As evidence of the rapid improvement in the Southern Illinois judicial system (therefore in Illinois’ entire judicial system), consider these facts:
  • Class action suits have declined in Madison County, with clear evidence lawyers are going elsewhere.

  • The Illinois Supreme Court overturned three outrageous class action lawsuits that sprang from Southern Illinois courtrooms, including the astronomical $10 billion judgment against Philip Morris and two involving State Farm.

  • In two cases, including one of the State Farm cases, the Supreme Court made it clear that lawsuits should be filed in jurisdictions with some bearing on the case, not simply in a venue favorable to plaintiffs.

  • Illinois has begun to shift away from its terrible judicial image. Ratings by both the U.S. Chamber of Commerce and the American Tort Reform Association show a slight improvement in 2005 in fairness and quality of our judicial system compared to prior years.

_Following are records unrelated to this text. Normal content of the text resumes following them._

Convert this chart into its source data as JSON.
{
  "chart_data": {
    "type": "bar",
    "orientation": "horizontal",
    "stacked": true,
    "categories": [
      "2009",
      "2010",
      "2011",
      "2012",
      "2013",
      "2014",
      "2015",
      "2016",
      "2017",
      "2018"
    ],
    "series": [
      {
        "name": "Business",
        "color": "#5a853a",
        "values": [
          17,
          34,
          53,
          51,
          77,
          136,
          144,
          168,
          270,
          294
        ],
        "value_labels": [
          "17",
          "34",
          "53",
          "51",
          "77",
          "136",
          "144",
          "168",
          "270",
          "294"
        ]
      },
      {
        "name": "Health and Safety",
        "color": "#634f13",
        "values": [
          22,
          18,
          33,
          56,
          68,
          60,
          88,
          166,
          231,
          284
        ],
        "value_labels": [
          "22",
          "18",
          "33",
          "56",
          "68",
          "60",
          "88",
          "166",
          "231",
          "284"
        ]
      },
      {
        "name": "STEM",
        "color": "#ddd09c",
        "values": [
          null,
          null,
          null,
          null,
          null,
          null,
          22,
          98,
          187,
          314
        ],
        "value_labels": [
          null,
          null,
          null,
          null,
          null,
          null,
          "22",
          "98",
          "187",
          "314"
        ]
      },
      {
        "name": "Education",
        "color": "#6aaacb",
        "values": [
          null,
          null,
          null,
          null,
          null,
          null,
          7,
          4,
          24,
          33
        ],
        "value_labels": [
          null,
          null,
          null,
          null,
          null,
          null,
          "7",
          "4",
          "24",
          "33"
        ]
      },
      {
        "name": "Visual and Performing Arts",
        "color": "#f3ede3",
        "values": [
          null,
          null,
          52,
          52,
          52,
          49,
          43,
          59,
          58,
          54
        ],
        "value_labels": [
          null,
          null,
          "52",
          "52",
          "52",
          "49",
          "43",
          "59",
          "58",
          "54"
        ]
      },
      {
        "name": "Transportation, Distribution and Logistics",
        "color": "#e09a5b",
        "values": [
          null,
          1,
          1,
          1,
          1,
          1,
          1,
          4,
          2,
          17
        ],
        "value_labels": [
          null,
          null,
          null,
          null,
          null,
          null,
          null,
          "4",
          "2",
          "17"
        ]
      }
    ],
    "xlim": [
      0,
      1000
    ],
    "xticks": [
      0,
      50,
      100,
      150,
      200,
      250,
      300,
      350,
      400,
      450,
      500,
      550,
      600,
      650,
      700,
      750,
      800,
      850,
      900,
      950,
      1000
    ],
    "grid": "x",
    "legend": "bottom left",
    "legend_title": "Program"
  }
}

We still have a long way to go, but there are clear signs of improvement. The real challenge ahead of all Illinois residents is to ensure movement toward fairness and integrity in our court system continues. Powerful trial lawyer interests are trying to nullify these improvements. They would like to rewrite laws or have them thrown out, starting with the medical malpractice insurance reform law of 2005. They want to defeat new judges appointed by Justice Karmeier and the Supreme Court. They want their own hand-picked judges to win the 2006 elections.

Trial lawyers have lost their absolute control of the judicial system and they want it back. Judicial reform in Illinois is underway largely because coziness between plaintiffs’ lawyers and the judiciary in certain critical counties and jurisdictions is being exposed and challenged. Those who desire continued progress toward fairness and balance in our courts must be engaged in the 2006 elections. Voters and employers must not diminish their zeal for continued change in order to prove Justice Karmeier’s election was not a fluke, but indeed only the first wave of electing fair-minded judges who will restore balance to Illinois’ courts.

Late breaking developments: As we were completing this column, two new advances came to our attention reflecting positive changes in Illinois’ judicial climate. We encourage members to keep us informed of developments they see in the coming months.

In Cook County’s Democratic Primary, the First District Appellate Court race was so close that it took three weeks to certify the results and just 500 votes to decide. We’re pleased the victor was Joy Cunningham, general counsel for Northwestern Memorial Hospital. The Chamber PAC supported her candidacy, and we anticipate her professional experience may provide knowledge on health care and management issues that will benefit Illinois courts.

In Madison County, New Chief Judge Ann Callis assumed office this Monday and addressed forum shopping in class action cases on her second day in office. According to the Belleville News Democrat, Callis said the goal of a new rule limiting judge substitutions is to create a fair and expeditious process for hearing class actions.

"We want to provide parties with the right to one substitution, but not an unrestricted right to change judges that amounts to forum shopping," she said. "It's a question of fairness and equal justice. This reform is a first step in the reform process I announced when I was elected chief judge," Callis said, adding, "There'll be more to come."